Dennis closed his eyes. Listened to the wind. To his heartbeat, slowly syncing with Robby’s steady rhythm.
He can be weak. Be just human.
And that… wasn’t terrifying
Dennis slowly sits up straighter. Leans against Robby. Still breathing heavily. The wind hits his face, cold, sharp.
But now he feels like he can endure.
Through the remnants of tears, a faint smile appears.
“You know…” he begins, trying to find words somewhere between laughter and a rasp. “If I’ve been carrying people all day, maybe now I can give you a ride on my web?”
He points at himself. Irony in his voice. Tired, but alive.
Robby huffed softly. Didn’t look away.
“You’re seriously suggesting I hang over the street on your web after everything we’ve just been through?”
Dry. But at the corners of his lips, a barely noticeable smile.
“Seriously. I’ll be careful, promise I won’t drop you,” Dennis leaned a little closer, eyes glinting. Playful now. “In return, you can hold onto me. So you don’t fall…”

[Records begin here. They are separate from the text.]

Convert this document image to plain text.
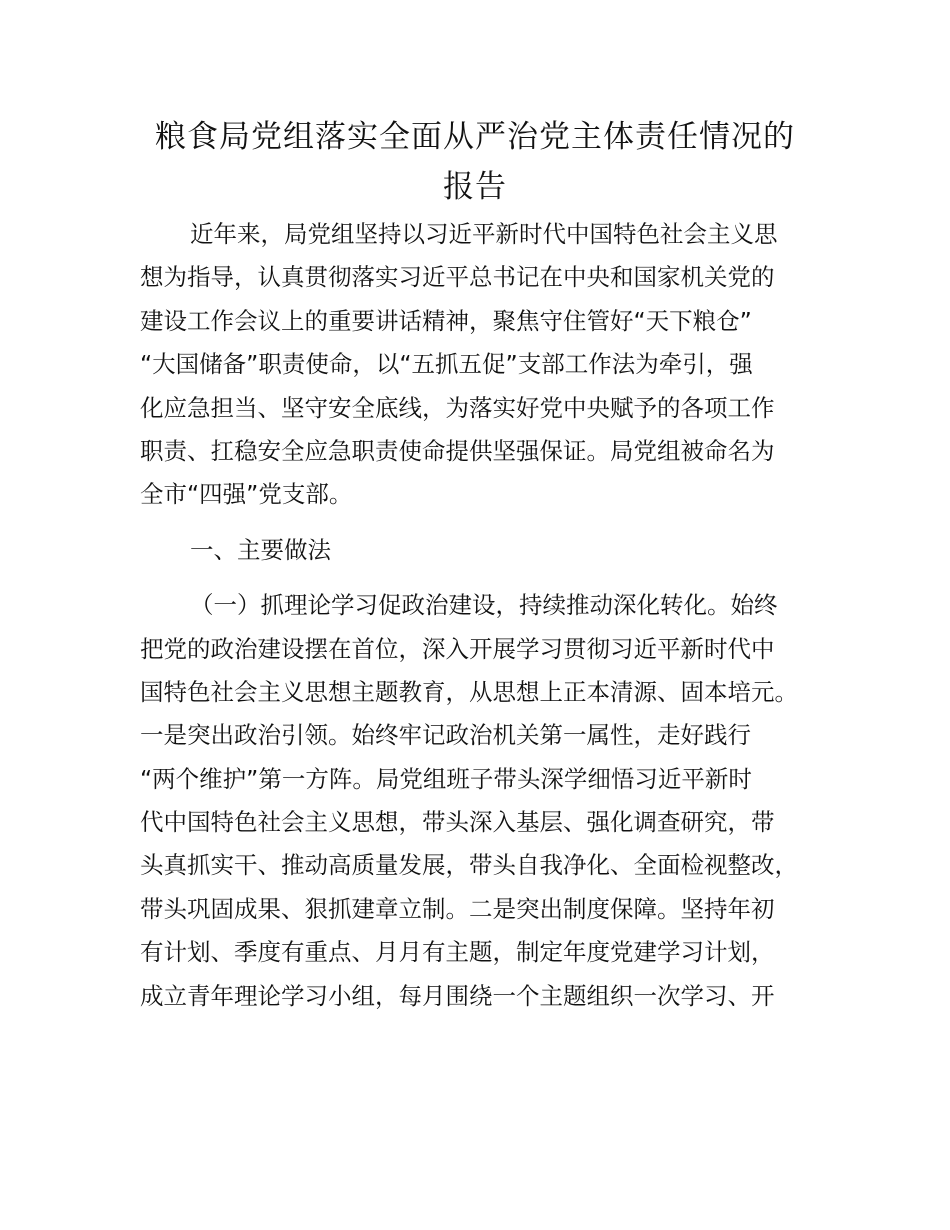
粮食局党组落实全面从严治党主体责任情况的
报告

近年来，局党组坚持以习近平新时代中国特色社会主义思

想为指导，认真贯彻落实习近平总书记在中央和国家机关党的

建设工作会议上的重要讲话精神，聚焦守住管好“天下粮仓”

“大国储备”职责使命，以“五抓五促”支部工作法为牵引，强

化应急担当、坚守安全底线，为落实好党中央赋予的各项工作

职责、扛稳安全应急职责使命提供坚强保证。局党组被命名为

全市“四强”党支部。

一、主要做法

（一）抓理论学习促政治建设，持续推动深化转化。始终

把党的政治建设摆在首位，深入开展学习贯彻习近平新时代中

国特色社会主义思想主题教育，从思想上正本清源、固本培元。

一是突出政治引领。始终牢记政治机关第一属性，走好践行

“两个维护”第一方阵。局党组班子带头深学细悟习近平新时

代中国特色社会主义思想，带头深入基层、强化调查研究，带

头真抓实干、推动高质量发展，带头自我净化、全面检视整改，

带头巩固成果、狠抓建章立制。二是突出制度保障。坚持年初

有计划、季度有重点、月月有主题，制定年度党建学习计划，

成立青年理论学习小组，每月围绕一个主题组织一次学习、开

Robby freezes for a second.
“No. I’m too old for that, Dennis. I’ll fall apart before I get to enjoy your flight.”
Dennis snorted, a crooked grin forming.
“Too old? You ran around the ward all day like a twenty-year-old resident.”
“That’s different,” Robby said, a quiet huff escaping him, though his gaze softened. “I can handle patients. Not your spider stunts.”

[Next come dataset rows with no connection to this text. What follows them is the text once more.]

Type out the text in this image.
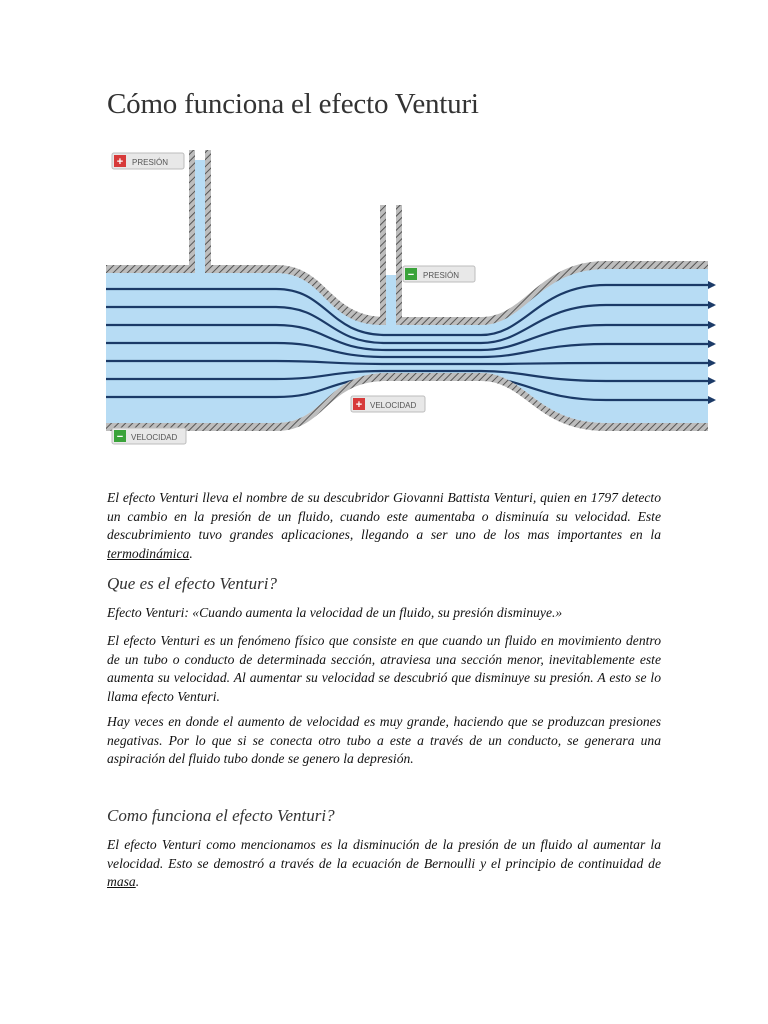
Cómo funciona el efecto Venturi
+ PRESIÓN
− PRESIÓN
+ VELOCIDAD
− VELOCIDAD

El efecto Venturi lleva el nombre de su descubridor Giovanni Battista Venturi, quien en 1797 detecto un cambio en la presión de un fluido, cuando este aumentaba o disminuía su velocidad. Este descubrimiento tuvo grandes aplicaciones, llegando a ser uno de los mas importantes en la termodinámica.

Que es el efecto Venturi?

Efecto Venturi: «Cuando aumenta la velocidad de un fluido, su presión disminuye.»

El efecto Venturi es un fenómeno físico que consiste en que cuando un fluido en movimiento dentro de un tubo o conducto de determinada sección, atraviesa una sección menor, inevitablemente este aumenta su velocidad. Al aumentar su velocidad se descubrió que disminuye su presión. A esto se lo llama efecto Venturi.

Hay veces en donde el aumento de velocidad es muy grande, haciendo que se produzcan presiones negativas. Por lo que si se conecta otro tubo a este a través de un conducto, se generara una aspiración del fluido tubo donde se genero la depresión.

Como funciona el efecto Venturi?

El efecto Venturi como mencionamos es la disminución de la presión de un fluido al aumentar la velocidad. Esto se demostró a través de la ecuación de Bernoulli y el principio de continuidad de masa.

“Alright, old man,” Dennis muttered with a dramatic sigh. “Guess I’ll train solo.”
Robby just shakes his head. Smiles with the corners of his lips.
Dennis reached out, brushing his fingers along Robby’s cheek, quick, light, before pushing himself up. The web caught, and he pulled himself higher, the wind catching in his hair.
From below, Robby watches him, fighting back a flicker of irritation and at the same time, a sense of relief.
Dennis is okay, after all.
In his own chaotic way, but still okay.